Contudo, o desejo de Frankenstein de dominar a morte não advém de um estímulo saudável e celestial, mas luciferino, que busca a glória para si mesmo.

“Uma nova espécie abençoar-me-ia como criador e origem; muitas personalidades felizes e excelentes deveriam a mim a própria existência”.


O contexto romântico

A obra foi escrita sob o contexto do Romantismo, uma corrente que, entre outras características, exaltava a Natureza. Em Frankenstein, a natureza interfere nos sentimentos dos personagens e emoldura as cenas, fazendo parte da narrativa como um elemento simbólico.

O Romantismo também discutia questões sociais e, na época em que a obra foi escrita, falava-se sobre os perigos da ciência. O galvanismo estava em alta, um estudo desenvolvido no fim do século XVIII por Luigi Galvani que investigava os efeitos da eletricidade sobre os tecidos vivos.

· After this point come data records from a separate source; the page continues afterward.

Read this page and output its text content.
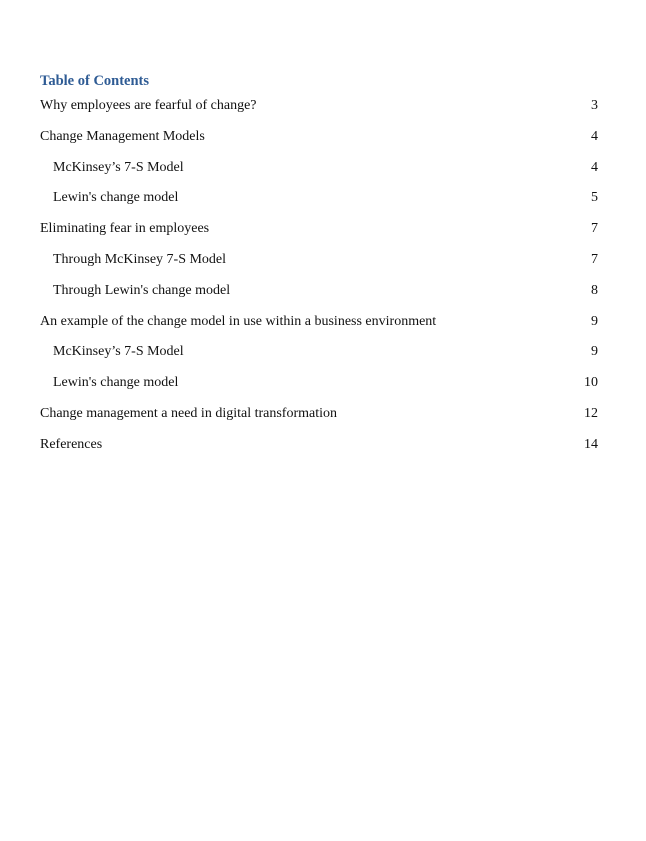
Table of Contents
Why employees are fearful of change?	3
Change Management Models	4
McKinsey’s 7-S Model	4
Lewin's change model	5
Eliminating fear in employees	7
Through McKinsey 7-S Model	7
Through Lewin's change model	8
An example of the change model in use within a business environment	9
McKinsey’s 7-S Model	9
Lewin's change model	10
Change management a need in digital transformation	12
References	14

Quando a criatura toma vida (sugere-se que o cientista aplicou os conhecimentos galvânicos), Victor Frankenstein se assusta com a monstruosidade de sua invenção e foge. A fuga não é apenas do monstro, mas da responsabilidade que o cientista deveria assumir por suas ações.


A Criatura: Solidão e Isolamento

A criatura vaga por alguns anos até encontrar seu criador e narrar os episódios que marcaram sua breve vida, todos permeados pelo desprezo humano. A criatura sobrevive à margem da sociedade e, sempre que tentou se aproximar, foi rechaçada e tratada como escória. A solidão e o isolamento tornaram-se terreno fértil para que sentimentos como ódio, rancor e vingança germinassem.

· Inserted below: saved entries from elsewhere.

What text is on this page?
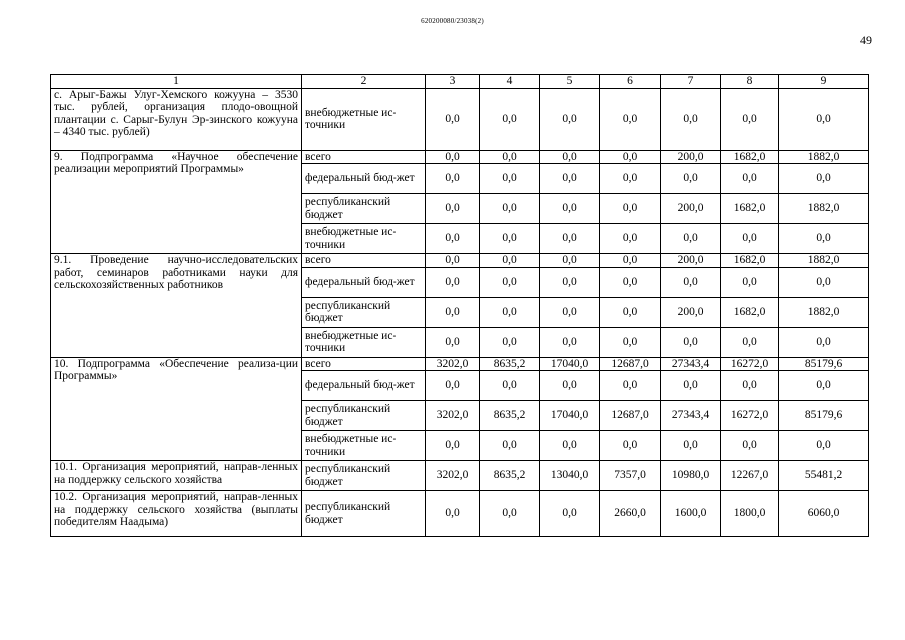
620200080/23038(2)
49
1	2	3	4	5	6	7	8	9
с. Арыг-Бажы Улуг-Хемского кожууна – 3530 тыс. рублей, организация плодо-овощной плантации с. Сарыг-Булун Эр-зинского кожууна – 4340 тыс. рублей)	внебюджетные ис-точники	0,0	0,0	0,0	0,0	0,0	0,0	0,0
9. Подпрограмма «Научное обеспечение реализации мероприятий Программы»	всего	0,0	0,0	0,0	0,0	200,0	1682,0	1882,0
	федеральный бюд-жет	0,0	0,0	0,0	0,0	0,0	0,0	0,0
	республиканский бюджет	0,0	0,0	0,0	0,0	200,0	1682,0	1882,0
	внебюджетные ис-точники	0,0	0,0	0,0	0,0	0,0	0,0	0,0
9.1. Проведение научно-исследовательских работ, семинаров работниками науки для сельскохозяйственных работников	всего	0,0	0,0	0,0	0,0	200,0	1682,0	1882,0
	федеральный бюд-жет	0,0	0,0	0,0	0,0	0,0	0,0	0,0
	республиканский бюджет	0,0	0,0	0,0	0,0	200,0	1682,0	1882,0
	внебюджетные ис-точники	0,0	0,0	0,0	0,0	0,0	0,0	0,0
10. Подпрограмма «Обеспечение реализа-ции Программы»	всего	3202,0	8635,2	17040,0	12687,0	27343,4	16272,0	85179,6
	федеральный бюд-жет	0,0	0,0	0,0	0,0	0,0	0,0	0,0
	республиканский бюджет	3202,0	8635,2	17040,0	12687,0	27343,4	16272,0	85179,6
	внебюджетные ис-точники	0,0	0,0	0,0	0,0	0,0	0,0	0,0
10.1. Организация мероприятий, направ-ленных на поддержку сельского хозяйства	республиканский бюджет	3202,0	8635,2	13040,0	7357,0	10980,0	12267,0	55481,2
10.2. Организация мероприятий, направ-ленных на поддержку сельского хозяйства (выплаты победителям Наадыма)	республиканский бюджет	0,0	0,0	0,0	2660,0	1600,0	1800,0	6060,0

Sem sequer um nome ou lugar a que pertencer, a criatura é um sujeito cru. Como observa Harold Bloom:

“A criatura de Frankenstein não pode ajudar-se, nem aos outros, pois não tem uma base natural à qual possa retornar. Os poetas românticos gostavam de retornar à imagem do oceano da vida e da imortalidade, pois no redemoinho das águas purificantes podiam pintar um esperançoso processo de recuperação, de uma sobrevivência de consciência, a despeito de todas as suas agonias”.

Quando o monstro toma consciência do mundo, encanta-se com a “mágica” natural dos acontecimentos: a lua no céu, as estações, as relações familiares, a comunicação e a literatura. Tudo é visto pela primeira vez com o deslumbre de um bebê. Contudo, da mesma forma que ele sente o belo, sente também o feio, como a raiva, o repúdio e o desprezo, que impactam de forma nociva sua personalidade.

No confronto com Frankenstein, a criatura clama por um ambiente que o estimule à bondade:

“Em todo lugar vejo a felicidade que somente a mim é irrevogavelmente negada. Fui benevolente e bom; a infelicidade transformou-me em um demônio. Faça-me feliz e serei virtuoso novamente”.

Tendo seu desejo negado, o monstro promete vingança, levando Victor Frankenstein a uma solidão e sofrimento semelhantes aos que ele vive. Começa, então, um embate que termina em tragédia para ambos.


Criador e Criatura: Dualidade do Mesmo Ser

O criador e a criatura simbolizam a dualidade de um mesmo ser: ambos partilham das mesmas más inclinações. As emoções de Victor são voltadas para o interior, enquanto as da criatura são expressas no exterior.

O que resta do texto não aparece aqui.